Nellie McKay Pretty Little Head (Hungry Mouse)
Twenty-four-year-old Harlemite McKay, a nervy piano chanteuse who received nice marks for her performance in the otherwise pilloried The Threepenny Opera earlier this year, may not have any nieces or nephews, but she’s every bit the eccentric spinster aunt: mostly unencumbered by men, prone to whimsy, and a fascinating self-made mystery. Her second album, which she put out herself after battling her label, is an ambitious two-disc set that showcases the kind of genre dabbling you’d expect from a well- established star with the power to do whatever she wants, mixing all manner of pop, from pre-rock to hip-hop. She even manages to sing about real-life issues, like gentrification, and make them sound as seductive as a love song.

Photo: Courtesy of Autumn Dewilde/Capitol Records

The Decemberists The Crane Wife (Capitol)
The first single off this Portland indie-rock troupe’s major-label leap is “O Valencia!,” a ballad about two doomed lovers from feuding families, one of whom is shot by her own brother—presumably with a flintlock pistol, or perhaps a musket. Colin Meloy, the band’s pinched-voice singer-songwriter, drapes his songs in sepia tones, sometimes accented by accordion, and always full of dusty but deft literary language and allusions. But unlike many of his hyperintellectualized, multi-instrumentalist indie peers, Meloy doesn’t indulge, he edits, and even the twelve-minute track “The Island” perfectly and maturely portions out his newfound interest in slow-burn grooves and frenetic keyboard scales.

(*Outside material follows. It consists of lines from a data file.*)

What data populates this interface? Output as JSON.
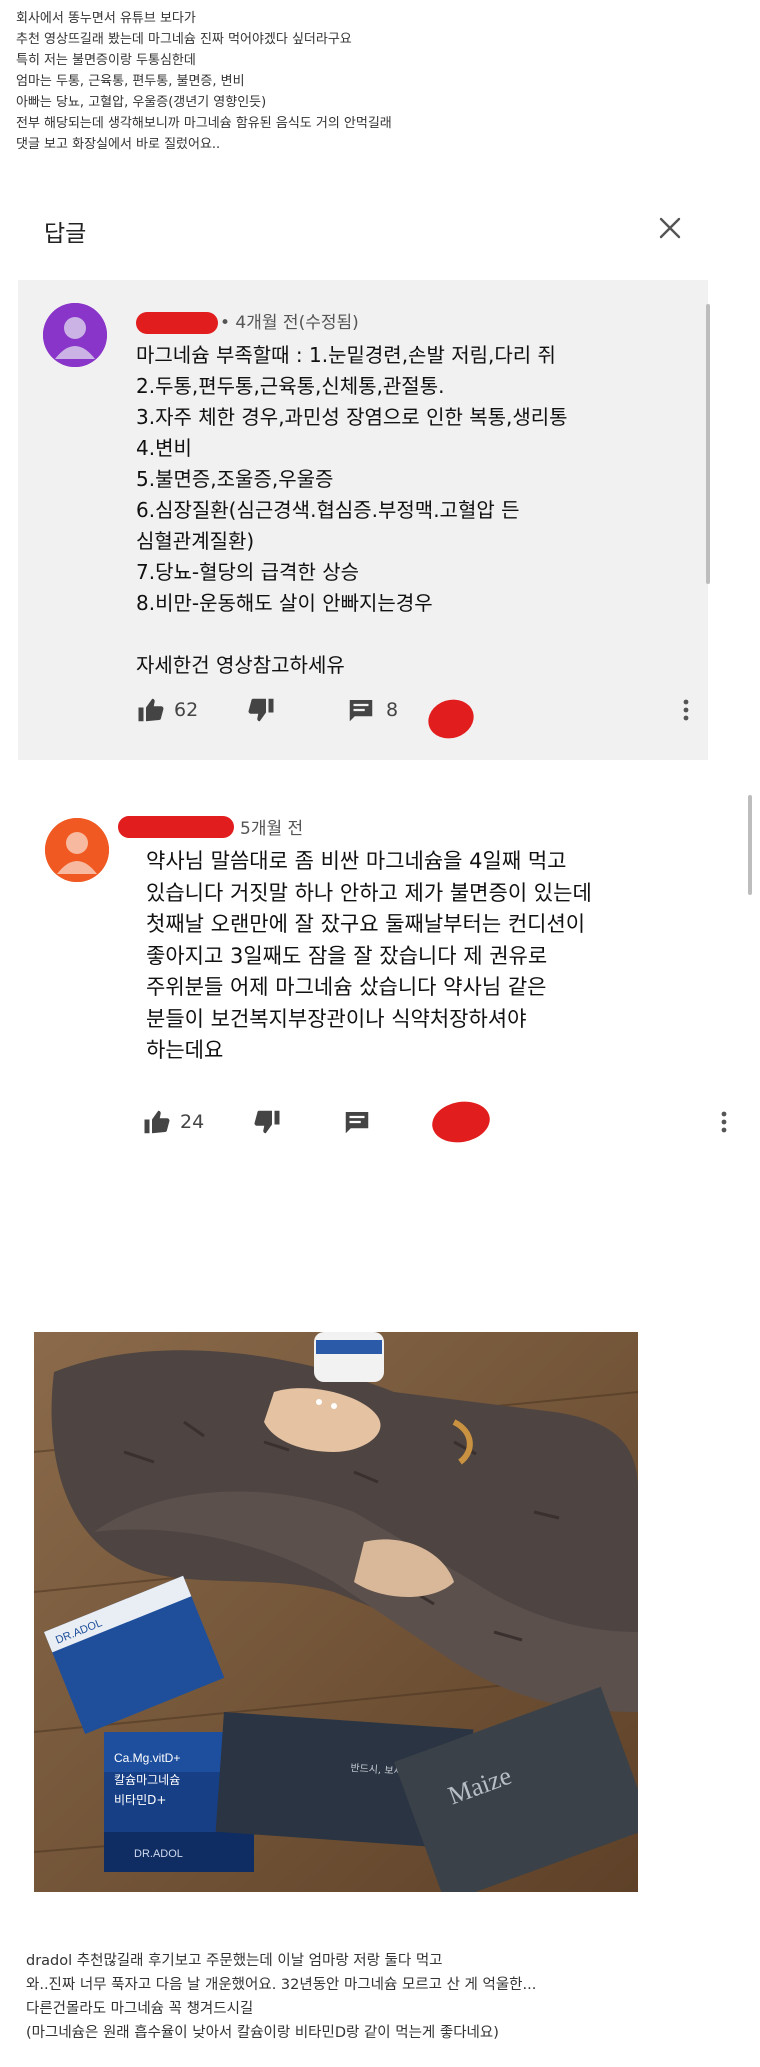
{
  "intro": {
    "lines": [
      "회사에서 똥누면서 유튜브 보다가",
      "추천 영상뜨길래 봤는데 마그네슘 진짜 먹어야겠다 싶더라구요",
      "특히 저는 불면증이랑 두통심한데",
      "엄마는 두통, 근육통, 편두통, 불면증, 변비",
      "아빠는 당뇨, 고혈압, 우울증(갱년기 영향인듯)",
      "전부 해당되는데 생각해보니까 마그네슘 함유된 음식도 거의 안먹길래",
      "댓글 보고 화장실에서 바로 질렀어요.."
    ]
  },
  "reply_panel": {
    "title": "답글",
    "close_icon": "close-icon"
  },
  "comment1": {
    "avatar_color": "#8a35c9",
    "meta": "• 4개월 전(수정됨)",
    "lines": [
      "마그네슘 부족할때 : 1.눈밑경련,손발 저림,다리 쥐",
      "2.두통,편두통,근육통,신체통,관절통.",
      "3.자주 체한 경우,과민성 장염으로 인한 복통,생리통",
      "4.변비",
      "5.불면증,조울증,우울증",
      "6.심장질환(심근경색.협심증.부정맥.고혈압 든",
      "심혈관계질환)",
      "7.당뇨-혈당의 급격한 상승",
      "8.비만-운동해도 살이 안빠지는경우"
    ],
    "closing": "자세한건 영상참고하세유",
    "likes": "62",
    "replies": "8"
  },
  "comment2": {
    "avatar_color": "#f05a22",
    "meta": "5개월 전",
    "lines": [
      "약사님 말씀대로 좀 비싼 마그네슘을 4일째 먹고",
      "있습니다 거짓말 하나 안하고 제가 불면증이 있는데",
      "첫째날 오랜만에 잘 잤구요 둘째날부터는 컨디션이",
      "좋아지고 3일째도 잠을 잘 잤습니다 제 권유로",
      "주위분들 어제 마그네슘 샀습니다 약사님 같은",
      "분들이 보건복지부장관이나 식약처장하셔야",
      "하는데요"
    ],
    "likes": "24"
  },
  "photo": {
    "card_text": "반드시, 보세야 합니다.",
    "box_brand": "DR.ADOL",
    "box_label_1": "Ca.Mg.vitD+",
    "box_label_2": "칼슘마그네슘",
    "box_label_3": "비타민D+",
    "pouch_text": "Maize"
  },
  "outro": {
    "lines": [
      "dradol 추천많길래 후기보고 주문했는데 이날 엄마랑 저랑 둘다 먹고",
      "와..진짜 너무 푹자고 다음 날 개운했어요. 32년동안 마그네슘 모르고 산 게 억울한...",
      "다른건몰라도 마그네슘 꼭 챙겨드시길",
      "(마그네슘은 원래 흡수율이 낮아서 칼슘이랑 비타민D랑 같이 먹는게 좋다네요)"
    ]
  },
  "colors": {
    "comment1_bg": "#f1f1f1",
    "redaction": "#e21d1d"
  }
}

Photo: Courtesy of Chapman Baehler/Reprise

My Chemical Romance The Black Parade (Reprise)
Emo is 20 years old but still seems trapped in its own adolescence, as if it’s all been one unending teenage tantrum. No bandleader has emerged to become a grown-up rock hero, in the traditional sense. Until Gerard Way—or so the charismatic, Queen-loving My Chem front man would have it. He’s parlayed his love of comic books and an army of fans into a wildly cathartic strategy for teen unification that draws its main inspiration from crescendoing seventies rock and the strutting rock stars who made it. In taking his cues from likes of Freddie Mercury and David Bowie, Way has made emo finally sound like it’s going somewhere.